A few of the groups that give specific guidance to hotels are:
- Local government entities
- Leadership in Energy and Environmental Design (LEED)
Trash and waste generated by hotel industry
With more than 50,000 lodging establishments in the United States, there is a significant impact on the environment when it comes to trash and waste. While many hotels — especially the smaller motels and lodges — may not be able to afford a complete overhaul of their refuse program, there are small steps that can lead to big savings.
A significant portion of travelers are picky today about staying in places that are conscious of the environment. They expect to see certain things, like linen cards that ask visitors to re-use their towels at least a couple of times before casting them to the floor.
Reusing towels saves water, energy and staff efforts. Just the use of a little reminder to reuse can save up to 40 percent in energy bills.
Not all hotels can afford to install new energy systems, but there are lot of small ways to get on board the green energy bandwagon.
Recycling helps lower a gigantic expense in waste management. Keeping separate bins for paper, plastic and eco-waste can help eliminate a significant portion of waste expense. And recycling sorters at hotels have been known to retrieve inadvertently disposed linens, napkins, silverware and other hotel staples that otherwise might end up in the trash.
Energy management systems help lower energy bills. Fluorescent bulbs and LEDs have proven to reduce energy bills. They can be installed in hallways, rooms, bathrooms and employee areas. The use of Lights Out cards can also serve as a gentle reminder to hotel guests to turn out lights when they are not in use.
Bathrooms are the most neglected room in the hotel in terms of energy waste; install motion detectors so the lights shut out after a period of inactivity.

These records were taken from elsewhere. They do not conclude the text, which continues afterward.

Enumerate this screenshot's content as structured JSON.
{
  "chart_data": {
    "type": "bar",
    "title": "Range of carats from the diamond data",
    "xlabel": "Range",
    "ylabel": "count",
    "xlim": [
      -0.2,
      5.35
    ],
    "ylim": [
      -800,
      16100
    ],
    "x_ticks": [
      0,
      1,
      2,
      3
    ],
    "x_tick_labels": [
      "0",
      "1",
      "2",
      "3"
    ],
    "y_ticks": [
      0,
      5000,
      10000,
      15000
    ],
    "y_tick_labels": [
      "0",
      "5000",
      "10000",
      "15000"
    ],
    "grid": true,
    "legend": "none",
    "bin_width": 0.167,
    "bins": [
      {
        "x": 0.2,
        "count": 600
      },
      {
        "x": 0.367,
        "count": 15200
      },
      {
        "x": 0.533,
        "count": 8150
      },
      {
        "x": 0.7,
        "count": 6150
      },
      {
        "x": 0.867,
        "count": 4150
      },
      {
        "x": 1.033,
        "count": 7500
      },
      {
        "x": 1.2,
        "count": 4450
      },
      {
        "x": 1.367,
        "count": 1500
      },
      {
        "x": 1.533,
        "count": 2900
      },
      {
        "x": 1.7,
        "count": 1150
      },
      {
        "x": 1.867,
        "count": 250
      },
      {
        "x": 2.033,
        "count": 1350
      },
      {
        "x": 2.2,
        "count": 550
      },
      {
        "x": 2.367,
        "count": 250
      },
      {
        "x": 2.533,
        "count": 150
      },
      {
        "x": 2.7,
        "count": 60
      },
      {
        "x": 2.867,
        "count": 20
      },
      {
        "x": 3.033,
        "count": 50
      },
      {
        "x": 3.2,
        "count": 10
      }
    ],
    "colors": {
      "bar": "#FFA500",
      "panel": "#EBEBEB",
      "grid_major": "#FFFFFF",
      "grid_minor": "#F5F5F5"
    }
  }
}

They can also be installed in exercise rooms and meeting rooms.
The use of nontoxic cleaning products and the elimination or reduction of commercial detergent keeps employees healthier, and they don't have to breathe dangerous fumes. Employees appreciate that management cares enough about their health to invest in nontoxic cleaning solutions.
Saving water is a case of being reminded to do so. Hotel restaurants can opt to serve water only on request. And by installing low-flowing showerheads, toilets and toilet tank diverters in hotel bathrooms, conservation goals can be met.